Identifiers
- Symbol: IL1RL1
- NCBI gene: 9173
- HGNC: 5998
- OMIM: 601203
- RefSeq: NM_016232
- UniProt: Q01638

Other data
- Locus: Chr. 2 q12

Search for
- Structures: Swiss-model
- Domains: InterPro

= ST2 cardiac biomarker =

Member of the interleukin 1 receptor family

The ST2 cardiac biomarker (also known as soluble interleukin 1 receptor-like 1) is a protein biomarker of cardiac stress encoded by the IL1RL1 gene. ST2 signals the presence and severity of adverse cardiac remodeling and tissue fibrosis, which occurs in response to myocardial infarction, acute coronary syndrome, or worsening heart failure.

ST2 provides prognostic information that is independent of other cardiac biomarkers such as BNP, NT-proBNP, highly sensitive troponin, GDF-15, and galectin-3. One study indicated that discrimination is independent of age, body mass index, history of heart failure, anemia and impaired kidney function or sex.

== Protein ==

ST2 is a member of the interleukin 1 receptor family. The ST2 protein has two isoforms and is directly implicated in the progression of cardiac disease: a soluble form (referred to as soluble ST2 or sST2) and a membrane-bound receptor form (referred to as the ST2 receptor or ST2L). When the myocardium is stretched, the ST2 gene is upregulated, increasing the concentration of circulating soluble ST2. The ligand for ST2 is the cytokine interleukin-33 (IL-33). Binding of IL-33 to the ST2 receptor, in response to cardiac disease or injury, such as an ischemic event, elicits a cardioprotective effect resulting in preserved cardiac function. This cardioprotective IL-33 signal is counterbalanced by the level of soluble ST2, which binds IL-33 and makes it unavailable to the ST2 receptor for cardioprotective signaling. As a result, the heart is subjected to greater stress in the presence of high levels of soluble ST2.

== Correlation with mortality ==

Published and peer-reviewed findings indicate that ST2 is a predictor of mortality at presentation. Studies have shown patients with ST2 levels above a clinical threshold consistently have a much higher risk of mortality while, equally important, patients with ST2 levels below threshold have a very low risk of mortality. Although it has been shown that ST2 concentrations correlate with heart failure severity there is no level that perfectly separates patients with and without heart failure for disease diagnosis. However, as a prognostic marker it has been clearly shown that patients are at a higher risk of adverse outcomes when ST2 levels are above a cutoff value of 35 ng/mL.

==Patients with ACS==

ST2 is a strong predictor of cardiovascular death and risk of developing new heart failure in ST Elevation Myocardial Infarction (STEMI) & NSTE-ACS patients. In patients presenting with Acute Coronary Syndrome (ACS), those in the highest quartile (above 35 ng/ml) have more than 3 times higher risk of cardiovascular death and new heart failure at 30 days, than those in the lower quartiles. At one year, there is a relative risk of 2.3 for adverse outcomes.

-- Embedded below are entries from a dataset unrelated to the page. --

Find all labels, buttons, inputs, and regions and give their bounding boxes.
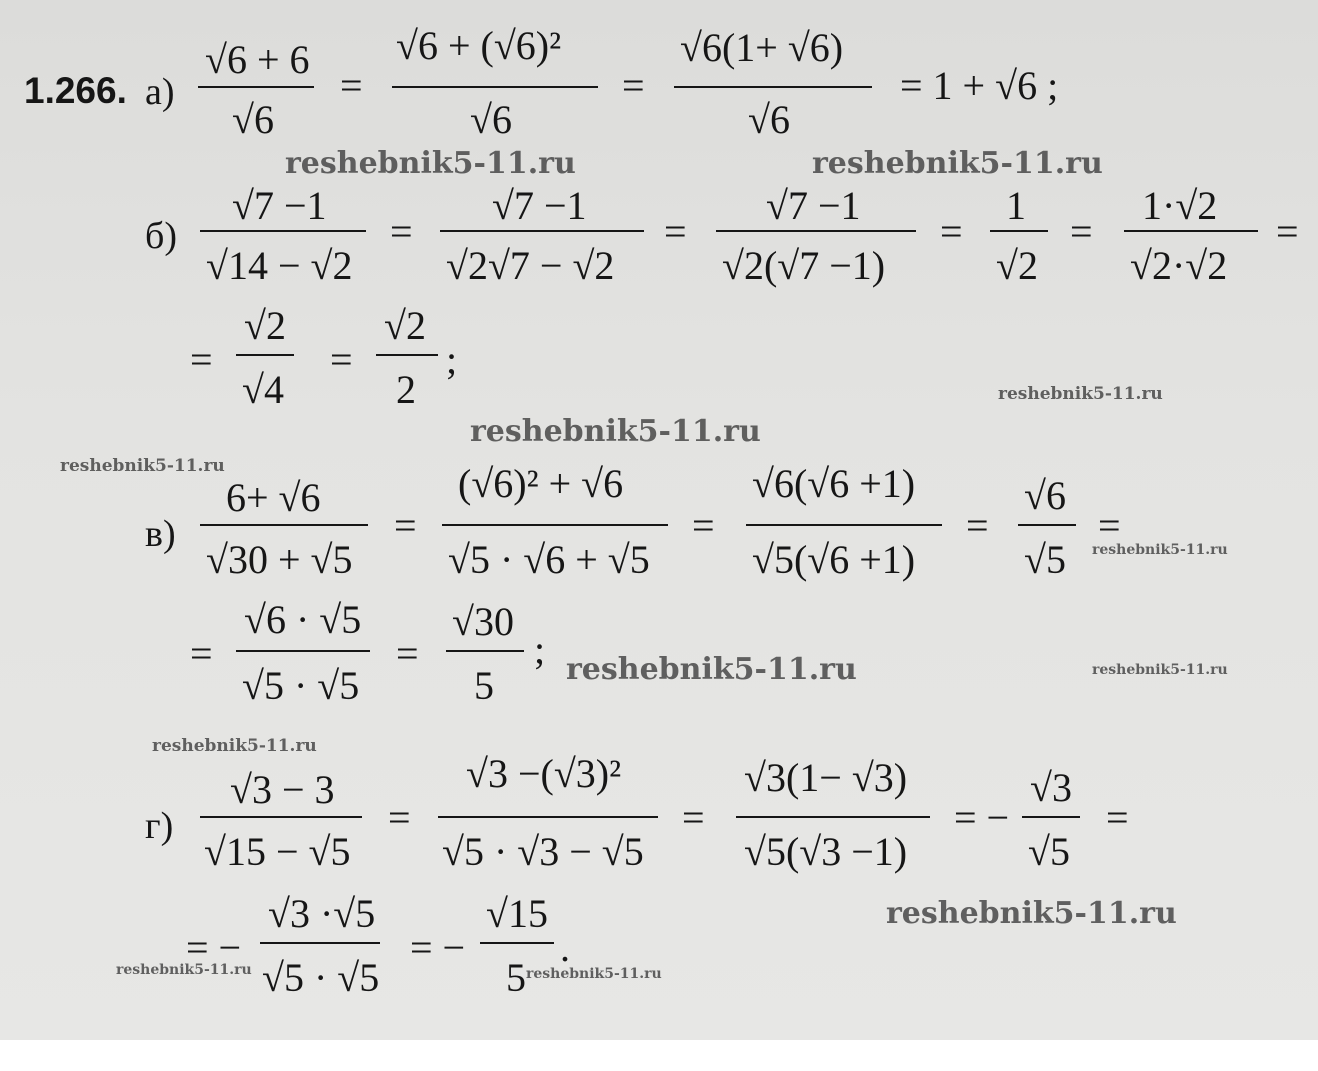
part-b-f2-denominator: √2√7 − √2: [446, 243, 615, 288]
part-b-f4-bar: [990, 230, 1048, 232]
part-g-f6-bar: [480, 942, 554, 944]
part-v-f1-numerator: 6+ √6: [226, 475, 321, 520]
part-b-f5-denominator: √2·√2: [1130, 243, 1228, 288]
part-g-f5-numerator: √3 ·√5: [268, 891, 376, 936]
watermark: reshebnik5-11.ru: [60, 456, 225, 476]
part-g-f1-denominator: √15 − √5: [204, 829, 351, 874]
part-v-eq1: =: [394, 503, 417, 548]
part-b-eq6: =: [330, 337, 353, 382]
part-b-f2-bar: [440, 230, 644, 232]
part-b-f7-numerator: √2: [384, 303, 426, 348]
part-g-f4-bar: [1022, 816, 1080, 818]
part-b-f1-denominator: √14 − √2: [206, 243, 353, 288]
part-g-eq4: =: [1106, 795, 1129, 840]
part-b-f4-numerator: 1: [1006, 183, 1026, 228]
part-g-line2-eq: = −: [186, 925, 242, 970]
part-g-f1-bar: [200, 816, 362, 818]
part-v-f6-denominator: 5: [474, 663, 494, 708]
part-a-f1-bar: [198, 86, 314, 88]
part-v-f6-numerator: √30: [452, 599, 514, 644]
watermark: reshebnik5-11.ru: [998, 384, 1163, 404]
part-v-f2-numerator: (√6)² + √6: [458, 461, 624, 506]
problem-number: 1.266.: [24, 70, 127, 111]
part-b-eq1: =: [390, 209, 413, 254]
part-g-f2-bar: [438, 816, 658, 818]
part-g-f4-denominator: √5: [1028, 829, 1070, 874]
part-g-f4-numerator: √3: [1030, 765, 1072, 810]
part-g-f2-denominator: √5 · √3 − √5: [442, 829, 644, 874]
part-b-f1-numerator: √7 −1: [232, 183, 327, 228]
part-a-f2-denominator: √6: [470, 97, 512, 142]
watermark: reshebnik5-11.ru: [886, 896, 1177, 931]
part-v-f3-bar: [746, 524, 942, 526]
part-a-result: = 1 + √6 ;: [900, 63, 1059, 108]
part-v-f2-bar: [442, 524, 668, 526]
part-v-eq2: =: [692, 503, 715, 548]
part-b-f5-numerator: 1·√2: [1142, 183, 1218, 228]
part-v-line2-eq: =: [190, 631, 213, 676]
part-v-f4-numerator: √6: [1024, 473, 1066, 518]
part-v-f6-bar: [446, 650, 524, 652]
part-g-f5-denominator: √5 · √5: [262, 955, 380, 1000]
part-v-label: в): [145, 513, 176, 555]
part-v-eq5: =: [396, 631, 419, 676]
part-b-f6-numerator: √2: [244, 303, 286, 348]
part-v-f4-bar: [1018, 524, 1076, 526]
part-b-f2-numerator: √7 −1: [492, 183, 587, 228]
part-g-eq5: = −: [410, 925, 466, 970]
watermark: reshebnik5-11.ru: [1092, 662, 1228, 678]
part-b-eq5: =: [1276, 209, 1299, 254]
watermark: reshebnik5-11.ru: [812, 146, 1103, 181]
part-a-f2-numerator: √6 + (√6)²: [396, 23, 562, 68]
part-g-f3-denominator: √5(√3 −1): [744, 829, 908, 874]
part-v-end: ;: [534, 627, 546, 672]
part-b-f3-numerator: √7 −1: [766, 183, 861, 228]
part-a-f3-bar: [674, 86, 872, 88]
part-a-f1-denominator: √6: [232, 97, 274, 142]
part-g-f3-numerator: √3(1− √3): [744, 755, 908, 800]
part-b-line2-eq: =: [190, 337, 213, 382]
part-b-end: ;: [446, 337, 458, 382]
part-a-label: а): [145, 71, 175, 113]
part-g-end: .: [560, 925, 570, 970]
part-b-f1-bar: [200, 230, 366, 232]
part-g-f6-denominator: 5: [506, 955, 526, 1000]
part-v-f3-denominator: √5(√6 +1): [752, 537, 916, 582]
part-v-f4-denominator: √5: [1024, 537, 1066, 582]
part-b-eq3: =: [940, 209, 963, 254]
watermark: reshebnik5-11.ru: [526, 966, 662, 982]
part-b-f6-bar: [236, 354, 294, 356]
part-b-f4-denominator: √2: [996, 243, 1038, 288]
part-g-eq2: =: [682, 795, 705, 840]
watermark: reshebnik5-11.ru: [116, 962, 252, 978]
part-b-eq4: =: [1070, 209, 1093, 254]
part-a-eq1: =: [340, 63, 363, 108]
watermark: reshebnik5-11.ru: [566, 652, 857, 687]
part-b-f7-bar: [376, 354, 438, 356]
part-v-f5-numerator: √6 · √5: [244, 597, 362, 642]
part-v-f3-numerator: √6(√6 +1): [752, 461, 916, 506]
part-g-eq1: =: [388, 795, 411, 840]
part-g-f6-numerator: √15: [486, 891, 548, 936]
watermark: reshebnik5-11.ru: [285, 146, 576, 181]
watermark: reshebnik5-11.ru: [1092, 542, 1228, 558]
part-v-f5-bar: [236, 650, 370, 652]
part-a-f3-numerator: √6(1+ √6): [680, 25, 844, 70]
part-b-eq2: =: [664, 209, 687, 254]
part-a-eq2: =: [622, 63, 645, 108]
part-v-eq3: =: [966, 503, 989, 548]
part-g-f1-numerator: √3 − 3: [230, 767, 335, 812]
part-g-f2-numerator: √3 −(√3)²: [466, 751, 622, 796]
watermark: reshebnik5-11.ru: [470, 414, 761, 449]
part-g-label: г): [145, 805, 174, 847]
part-g-f5-bar: [260, 942, 380, 944]
part-b-f7-denominator: 2: [396, 367, 416, 412]
part-b-label: б): [145, 215, 177, 257]
part-b-f3-denominator: √2(√7 −1): [722, 243, 886, 288]
part-b-f6-denominator: √4: [242, 367, 284, 412]
part-v-f1-bar: [200, 524, 368, 526]
part-a-f2-bar: [392, 86, 598, 88]
part-v-f2-denominator: √5 · √6 + √5: [448, 537, 650, 582]
part-v-f5-denominator: √5 · √5: [242, 663, 360, 708]
part-b-f5-bar: [1124, 230, 1258, 232]
part-a-f1-numerator: √6 + 6: [205, 37, 310, 82]
part-v-eq4: =: [1098, 503, 1121, 548]
part-g-f3-bar: [736, 816, 930, 818]
part-g-eq3: = −: [954, 795, 1010, 840]
bottom-margin: [0, 1040, 1318, 1071]
part-v-f1-denominator: √30 + √5: [206, 537, 353, 582]
part-b-f3-bar: [716, 230, 916, 232]
watermark: reshebnik5-11.ru: [152, 736, 317, 756]
part-a-f3-denominator: √6: [748, 97, 790, 142]
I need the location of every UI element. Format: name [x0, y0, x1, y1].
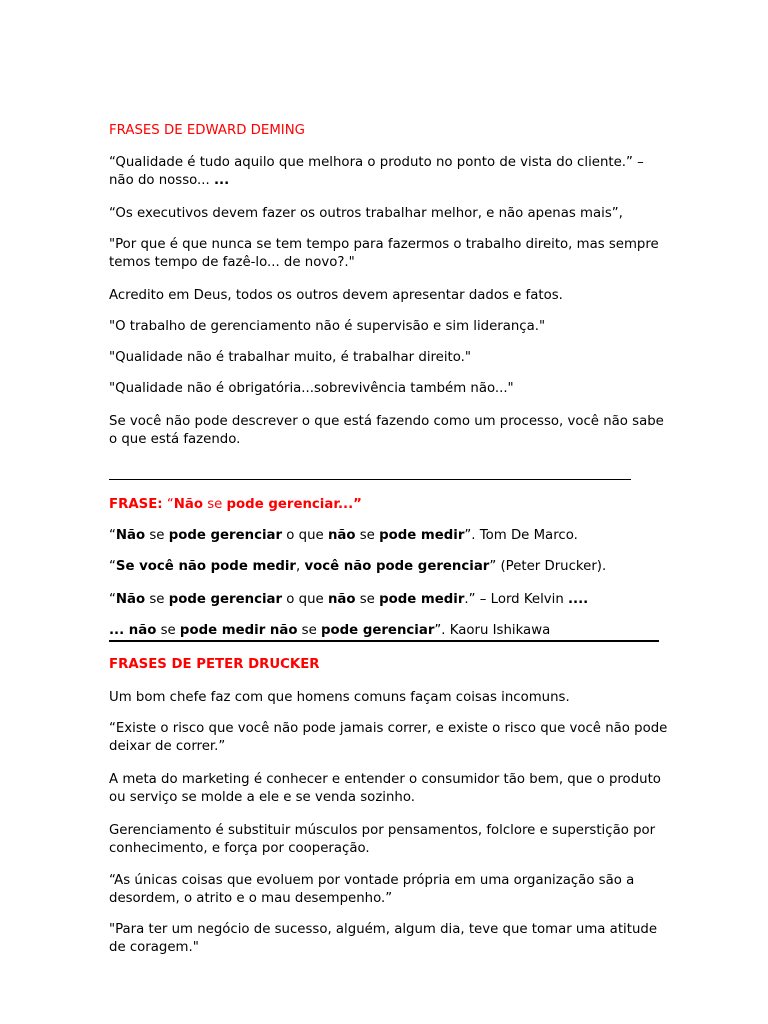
text-run: ... não — [109, 623, 157, 638]
text-run: pode medir — [379, 592, 465, 607]
quote-paragraph: Acredito em Deus, todos os outros devem apresentar dados e fatos. — [109, 288, 563, 303]
frase-se: se — [202, 497, 227, 512]
text-run: se — [355, 528, 380, 543]
horizontal-divider — [109, 479, 631, 480]
quote-paragraph — [109, 154, 669, 190]
quote-paragraph: "Por que é que nunca se tem tempo para fazermos o trabalho direito, mas sempre temos tempo de fazê-lo... de novo?." — [109, 237, 659, 270]
text-run: pode gerenciar — [168, 592, 283, 607]
quote-paragraph: Gerenciamento é substituir músculos por pensamentos, folclore e superstição por conhecimento, e força por cooperação. — [109, 823, 656, 856]
quote-paragraph: “Os executivos devem fazer os outros trabalhar melhor, e não apenas mais”, — [109, 206, 623, 221]
text-run: Não — [115, 528, 146, 543]
text-run: você não pode gerenciar — [304, 559, 490, 574]
quote-paragraph: "Qualidade não é obrigatória...sobrevivência também não..." — [109, 381, 514, 396]
quote-paragraph: "Qualidade não é trabalhar muito, é trabalhar direito." — [109, 350, 472, 365]
quote-paragraph: “Existe o risco que você não pode jamais correr, e existe o risco que você não pode deixar de correr.” — [109, 721, 668, 754]
frase-line-ishikawa — [109, 622, 669, 640]
text-run: .” – Lord Kelvin — [464, 592, 568, 607]
quote-paragraph: Se você não pode descrever o que está fazendo como um processo, você não sabe o que está fazendo. — [109, 414, 664, 447]
text-run: se — [297, 623, 322, 638]
text-run: “ — [109, 592, 116, 607]
text-run: ”. Tom De Marco. — [464, 528, 578, 543]
quote-bold-ellipsis: ... — [213, 173, 230, 188]
quote-paragraph: “As únicas coisas que evoluem por vontade própria em uma organização são a desordem, o atrito e o mau desempenho.” — [109, 873, 635, 906]
text-run: se — [156, 623, 180, 638]
section-heading-deming: FRASES DE EDWARD DEMING — [109, 123, 305, 138]
text-run: se — [145, 592, 169, 607]
text-run: ”. Kaoru Ishikawa — [434, 623, 551, 638]
text-run: se — [355, 592, 380, 607]
text-run: o que — [282, 592, 328, 607]
text-run: “ — [109, 528, 116, 543]
text-run: ” (Peter Drucker). — [489, 559, 607, 574]
frase-nao: Não — [173, 497, 203, 512]
frase-label: FRASE: — [109, 497, 163, 512]
quote-text: “Qualidade é tudo aquilo que melhora o produto no ponto de vista do cliente.” – não do nosso... — [109, 155, 644, 188]
text-run: , — [295, 559, 305, 574]
text-run: não — [327, 592, 356, 607]
quote-paragraph: Um bom chefe faz com que homens comuns façam coisas incomuns. — [109, 690, 570, 705]
frase-line-peter-drucker — [109, 558, 669, 576]
text-run: “ — [109, 559, 116, 574]
text-run: Não — [115, 592, 146, 607]
text-run: o que — [282, 528, 328, 543]
frase-pode-gerenciar: pode gerenciar...” — [226, 497, 362, 512]
text-run: Se você não pode medir — [115, 559, 296, 574]
quote-paragraph: "Para ter um negócio de sucesso, alguém, algum dia, teve que tomar uma atitude de coragem." — [109, 922, 657, 955]
text-run: pode medir — [379, 528, 465, 543]
frase-line-tom-de-marco — [109, 527, 669, 545]
text-run: se — [145, 528, 169, 543]
quote-paragraph: A meta do marketing é conhecer e entender o consumidor tão bem, que o produto ou serviço se molde a ele e se venda sozinho. — [109, 772, 661, 805]
section-heading-frase — [109, 496, 669, 514]
text-run: não — [327, 528, 356, 543]
text-run: pode medir não — [179, 623, 298, 638]
frase-line-lord-kelvin — [109, 591, 669, 609]
frase-open-quote: “ — [162, 497, 174, 512]
thick-divider — [109, 640, 659, 642]
text-run: pode gerenciar — [321, 623, 435, 638]
section-heading-drucker: FRASES DE PETER DRUCKER — [109, 657, 320, 672]
text-run: .... — [568, 592, 589, 607]
quote-paragraph: "O trabalho de gerenciamento não é supervisão e sim liderança." — [109, 319, 546, 334]
text-run: pode gerenciar — [168, 528, 283, 543]
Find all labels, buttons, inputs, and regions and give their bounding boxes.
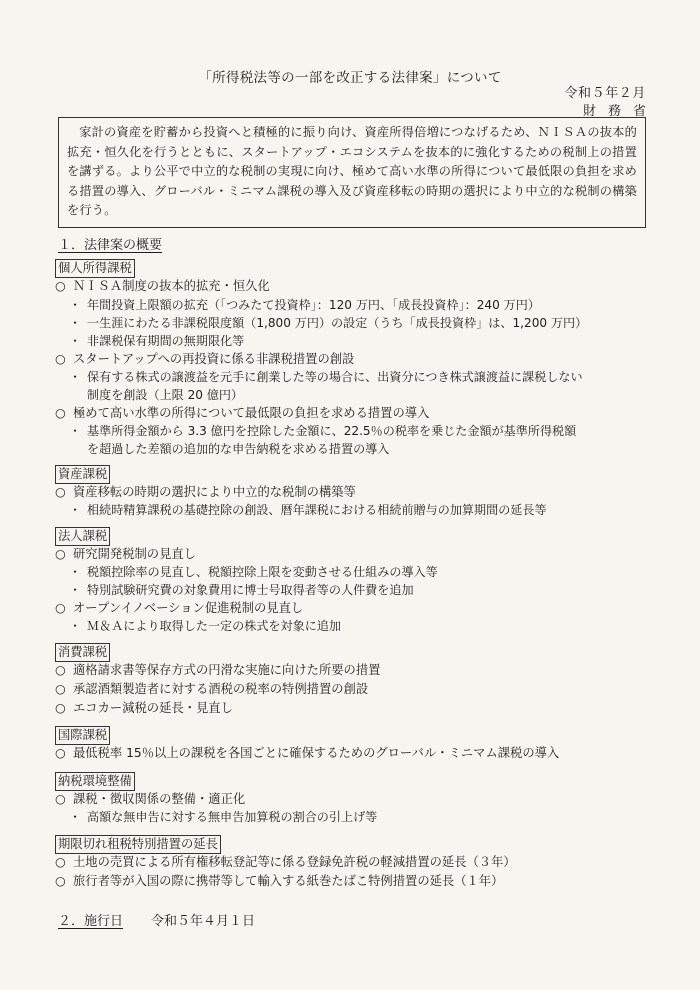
- circle-marker: ○: [55, 601, 66, 615]
- section-1-heading: １．法律案の概要: [58, 238, 163, 253]
- list-item: ・ 税額控除率の見直し、税額控除上限を変動させる仕組みの導入等: [69, 565, 438, 579]
- section-2-heading: ２．施行日: [58, 914, 124, 929]
- nisa-item: [55, 277, 270, 295]
- bullet-marker: ・: [69, 298, 82, 312]
- list-item: ・ 一生涯にわたる非課税限度額（1,800 万円）の設定（うち「成長投資枠」は、1,200 万円）: [69, 316, 588, 330]
- startup-item: ○ スタートアップへの再投資に係る非課税措置の創設: [55, 352, 355, 366]
- list-item: ○ 課税・徴収関係の整備・適正化: [55, 792, 246, 806]
- circle-marker: ○: [55, 352, 66, 366]
- document-title: 「所得税法等の一部を改正する法律案」について: [198, 70, 502, 86]
- list-item: ○ 適格請求書等保存方式の円滑な実施に向けた所要の措置: [55, 663, 381, 677]
- list-item: ○ 旅行者等が入国の際に携帯等して輸入する紙巻たばこ特例措置の延長（１年）: [55, 874, 504, 888]
- international-tax-heading: 国際課税: [55, 726, 110, 745]
- list-item: ○ 土地の売買による所有権移転登記等に係る登録免許税の軽減措置の延長（３年）: [55, 855, 516, 869]
- list-item: ・ 非課税保有期間の無期限化等: [69, 334, 245, 348]
- list-item: ・ 保有する株式の譲渡益を元手に創業した等の場合に、出資分につき株式譲渡益に課税しない: [69, 370, 583, 384]
- bullet-marker: ・: [69, 334, 82, 348]
- circle-marker: ○: [55, 792, 66, 806]
- bullet-marker: ・: [69, 619, 82, 633]
- circle-marker: ○: [55, 406, 66, 420]
- list-item: ○ 最低税率 15％以上の課税を各国ごとに確保するためのグローバル・ミニマム課税の導入: [55, 746, 560, 760]
- effective-date: 令和５年４月１日: [151, 914, 256, 929]
- circle-marker: ○: [55, 682, 66, 696]
- list-item: ・ 基準所得金額から 3.3 億円を控除した金額に、22.5％の税率を乗じた金額が基準所得税額: [69, 424, 577, 438]
- circle-marker: ○: [55, 485, 66, 499]
- bullet-marker: ・: [69, 503, 82, 517]
- bullet-marker: ・: [69, 316, 82, 330]
- circle-marker: ○: [55, 701, 66, 715]
- circle-marker: ○: [55, 663, 66, 677]
- circle-marker: ○: [55, 855, 66, 869]
- tax-environment-heading: 納税環境整備: [55, 772, 135, 791]
- rnd-item: ○ 研究開発税制の見直し: [55, 547, 196, 561]
- list-item-continuation: を超過した差額の追加的な申告納税を求める措置の導入: [87, 442, 390, 456]
- expiring-measures-heading: 期限切れ租税特別措置の延長: [55, 835, 221, 854]
- asset-item: ○ 資産移転の時期の選択により中立的な税制の構築等: [55, 485, 356, 499]
- bullet-marker: ・: [69, 583, 82, 597]
- circle-marker: ○: [55, 547, 66, 561]
- circle-marker: ○: [55, 746, 66, 760]
- circle-marker: ○: [55, 279, 66, 293]
- list-item: ・ 高額な無申告に対する無申告加算税の割合の引上げ等: [69, 810, 378, 824]
- bullet-marker: ・: [69, 370, 82, 384]
- bullet-marker: ・: [69, 565, 82, 579]
- open-innovation-item: ○ オープンイノベーション促進税制の見直し: [55, 601, 304, 615]
- individual-tax-heading: 個人所得課税: [55, 259, 135, 278]
- list-item: ・ 相続時精算課税の基礎控除の創設、暦年課税における相続前贈与の加算期間の延長等: [69, 503, 547, 517]
- list-item: ・ 特別試験研究費の対象費用に博士号取得者等の人件費を追加: [69, 583, 414, 597]
- asset-tax-heading: 資産課税: [55, 465, 110, 484]
- bullet-marker: ・: [69, 424, 82, 438]
- issuing-agency: 財務省: [582, 104, 658, 119]
- nisa-text: ＮＩＳＡ制度の抜本的拡充・恒久化: [73, 279, 270, 293]
- list-item: ○ エコカー減税の延長・見直し: [55, 701, 233, 715]
- list-item: ・ Ｍ＆Ａにより取得した一定の株式を対象に追加: [69, 619, 341, 633]
- circle-marker: ○: [55, 874, 66, 888]
- document-date: 令和５年２月: [564, 86, 646, 101]
- bullet-marker: ・: [69, 810, 82, 824]
- summary-box: 家計の資産を貯蓄から投資へと積極的に振り向け、資産所得倍増につなげるため、ＮＩＳＡの抜本的拡充・恒久化を行うとともに、スタートアップ・エコシステムを抜本的に強化するための税制上の措置を講ずる。より公平で中立的な税制の実現に向け、極めて高い水準の所得について最低限の負担を求める措置の導入、グローバル・ミニマム課税の導入及び資産移転の時期の選択により中立的な税制の構築を行う。: [58, 117, 646, 228]
- consumption-tax-heading: 消費課税: [55, 643, 110, 662]
- section-2: [58, 910, 255, 929]
- list-item: ○ 承認酒類製造者に対する酒税の税率の特例措置の創設: [55, 682, 369, 696]
- corporate-tax-heading: 法人課税: [55, 527, 110, 546]
- list-item: ・ 年間投資上限額の拡充（「つみたて投資枠」：120 万円、「成長投資枠」：240 万円）: [69, 298, 540, 312]
- high-income-item: ○ 極めて高い水準の所得について最低限の負担を求める措置の導入: [55, 406, 430, 420]
- list-item-continuation: 制度を創設（上限 20 億円）: [87, 388, 244, 402]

ST2 is an active participant in the cardiac remodeling pathway and could identify which patients will respond to Eplerenone, or other therapies that reverse myocardial fibrosis.

== Clinical utility ==

- ST2 has considerable prognostic value and is used as an aid for risk stratification in identifying patients who are at high risk of mortality and rehospitalization in patients diagnosed with heart failure.
- ST2 is independent of natriuretic peptides, such as natriuretic peptide BNP and NT-proBNP, and therefore provide unique and complementary prognostic information.
- ST2 is also not adversely influenced by age, impaired renal function or elevated body mass index (BMI), common confounding situations for natriuretic peptide measurements.
- Repeated measurements of ST2 may aid in clinical decision-making.

== The ST2 test ==
ST2 is measured by an immunoassay, commercially marketed as the Presage ST2 Assay by Critical Diagnostics of San Diego, California. The assay has Food and Drug Administration approval and a CE Mark.